Here we have no evidence of a confidential relationship, and there is no evidence of artifice whereby plaintiff (or her husband who seems to have been acting with her in the settlement of their claims) was induced to forgo an independent investigation of the facts. The sources of Stone's and Stewart's information concerning plaintiff's physical condition were quite as available to plaintiff's husband and to plaintiff. The knowledge of plaintiff's physical condition did not peculiarly repose in Stone and Stewart.

We bear in mind that plaintiff had testified Dr. Yancey had told plaintiff (immediately after the physical examination when she asked "what his findings were on his report") that she could learn from Stone the result of the examination, and that he (Dr. Yancey) wanted to see plaintiff again. As the doctor, witness for plaintiff, testified, the report had not then been prepared, and the fact that Dr. Yancey said Stone could tell plaintiff "about it" did not prevent plaintiff or her husband from asking to sec the report or from asking for a copy of the report when it was completed, nor did it prevent them from asking the doctor, before they executed the releases, if he had said in the report or verbally to Stone that nothing was wrong with plaintiff but nervousness. Dr. Yancey's statement to plaintiff that he wished to again see plaintiff would tend to indicate to her and to her husband that Dr. Yancey was not satisfied with his one examination of plaintiff. It is true Stone did not subsequently (and prior to the execution of the releases) arrange for a further engagement for Dr. Yancey to examine plaintiff. Obviously, plaintiff and her husband knew Stone had not again arranged for Dr. Yancey to see plaintiff. We have noted plaintiff's husband testified that, while he was at Stone's office on the morning of May 1st, he withdrew and telephoned plaintiff's physician, Dr. Knabb. We have also noticed that the Burge Hospital records as early as March 20th had disclosed the "non-bony union" of plaintiff's vertebrae, and spondylolisthesis, first class. Although he testified he authorized *86 Stone to examine the hospital records, the husband testified he made no effort to examine such records; and he made no effort to call or to see Dr. Yancey. There was nothing shown in evidence which would have deterred or discouraged plaintiff or her husband from asking plaintiff's own physician what the hospital records disclosed; or which would have deterred either of them from making an inquiry of the two physicians, which inquiry would no doubt have fully disclosed the facts which plaintiff now says were misrepresented.
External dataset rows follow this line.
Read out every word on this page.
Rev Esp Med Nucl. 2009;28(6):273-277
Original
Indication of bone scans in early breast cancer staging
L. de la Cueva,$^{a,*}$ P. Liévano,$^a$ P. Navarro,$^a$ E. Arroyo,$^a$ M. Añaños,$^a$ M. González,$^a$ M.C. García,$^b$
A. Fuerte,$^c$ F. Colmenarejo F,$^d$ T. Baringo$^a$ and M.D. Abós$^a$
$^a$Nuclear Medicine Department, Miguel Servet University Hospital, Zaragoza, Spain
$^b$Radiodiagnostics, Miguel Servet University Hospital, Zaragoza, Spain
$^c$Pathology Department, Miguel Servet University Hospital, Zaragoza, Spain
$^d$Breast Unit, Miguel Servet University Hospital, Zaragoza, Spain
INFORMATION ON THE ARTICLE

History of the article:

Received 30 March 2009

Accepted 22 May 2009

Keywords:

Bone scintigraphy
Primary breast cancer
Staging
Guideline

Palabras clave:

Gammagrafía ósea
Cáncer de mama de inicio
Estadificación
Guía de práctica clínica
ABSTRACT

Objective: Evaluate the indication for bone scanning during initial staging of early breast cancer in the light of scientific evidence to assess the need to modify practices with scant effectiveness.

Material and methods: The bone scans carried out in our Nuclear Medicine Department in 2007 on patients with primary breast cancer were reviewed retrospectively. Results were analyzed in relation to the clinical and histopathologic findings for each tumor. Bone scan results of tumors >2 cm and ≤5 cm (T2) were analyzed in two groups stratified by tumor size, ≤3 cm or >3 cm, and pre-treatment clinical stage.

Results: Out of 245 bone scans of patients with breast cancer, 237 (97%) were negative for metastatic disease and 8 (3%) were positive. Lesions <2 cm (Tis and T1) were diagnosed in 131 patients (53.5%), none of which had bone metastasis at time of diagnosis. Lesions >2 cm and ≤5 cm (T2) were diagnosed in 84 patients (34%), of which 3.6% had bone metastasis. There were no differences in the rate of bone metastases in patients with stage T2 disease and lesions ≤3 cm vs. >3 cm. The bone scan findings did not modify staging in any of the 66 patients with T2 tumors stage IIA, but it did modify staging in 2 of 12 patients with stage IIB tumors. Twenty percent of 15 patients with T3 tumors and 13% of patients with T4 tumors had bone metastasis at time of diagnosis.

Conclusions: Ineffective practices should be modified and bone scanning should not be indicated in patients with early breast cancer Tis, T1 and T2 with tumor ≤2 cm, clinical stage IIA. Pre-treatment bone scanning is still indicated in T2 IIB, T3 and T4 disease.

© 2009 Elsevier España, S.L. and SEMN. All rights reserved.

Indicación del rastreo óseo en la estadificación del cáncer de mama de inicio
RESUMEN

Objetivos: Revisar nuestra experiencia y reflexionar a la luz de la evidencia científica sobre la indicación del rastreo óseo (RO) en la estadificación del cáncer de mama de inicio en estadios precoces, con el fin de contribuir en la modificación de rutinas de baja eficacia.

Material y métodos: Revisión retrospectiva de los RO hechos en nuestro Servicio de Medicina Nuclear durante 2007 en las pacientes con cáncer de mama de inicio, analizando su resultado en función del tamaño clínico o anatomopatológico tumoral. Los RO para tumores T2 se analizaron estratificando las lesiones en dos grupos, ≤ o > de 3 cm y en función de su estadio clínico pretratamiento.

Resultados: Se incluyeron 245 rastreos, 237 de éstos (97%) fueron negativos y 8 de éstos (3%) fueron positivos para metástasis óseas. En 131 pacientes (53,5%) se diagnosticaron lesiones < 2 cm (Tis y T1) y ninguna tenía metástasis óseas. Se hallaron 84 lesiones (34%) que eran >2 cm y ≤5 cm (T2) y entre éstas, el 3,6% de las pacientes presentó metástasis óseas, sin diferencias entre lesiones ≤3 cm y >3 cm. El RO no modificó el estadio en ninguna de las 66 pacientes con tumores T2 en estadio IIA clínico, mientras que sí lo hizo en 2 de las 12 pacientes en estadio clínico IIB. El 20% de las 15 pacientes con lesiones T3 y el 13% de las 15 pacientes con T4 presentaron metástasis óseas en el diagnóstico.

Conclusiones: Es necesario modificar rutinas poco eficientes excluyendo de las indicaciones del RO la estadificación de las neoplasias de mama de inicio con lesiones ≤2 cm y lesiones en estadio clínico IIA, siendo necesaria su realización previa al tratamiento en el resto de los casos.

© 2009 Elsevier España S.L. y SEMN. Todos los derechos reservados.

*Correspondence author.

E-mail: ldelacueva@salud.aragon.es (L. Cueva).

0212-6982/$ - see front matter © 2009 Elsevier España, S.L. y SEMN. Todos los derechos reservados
It is our view the evidence, considered from a standpoint favorable to plaintiff, was insufficient in tending to establish that plaintiff had a right to rely on the alleged fraudulent representations. Conklin v. Missouri Pac. R. Co., supra.

The judgment should be affirmed.

It is so ordered.

LOZIER, and COIL, CC., concur.


The foregoing opinion by VAN OSDOL, C., is adopted as the opinion of the court. All of the Judges concur.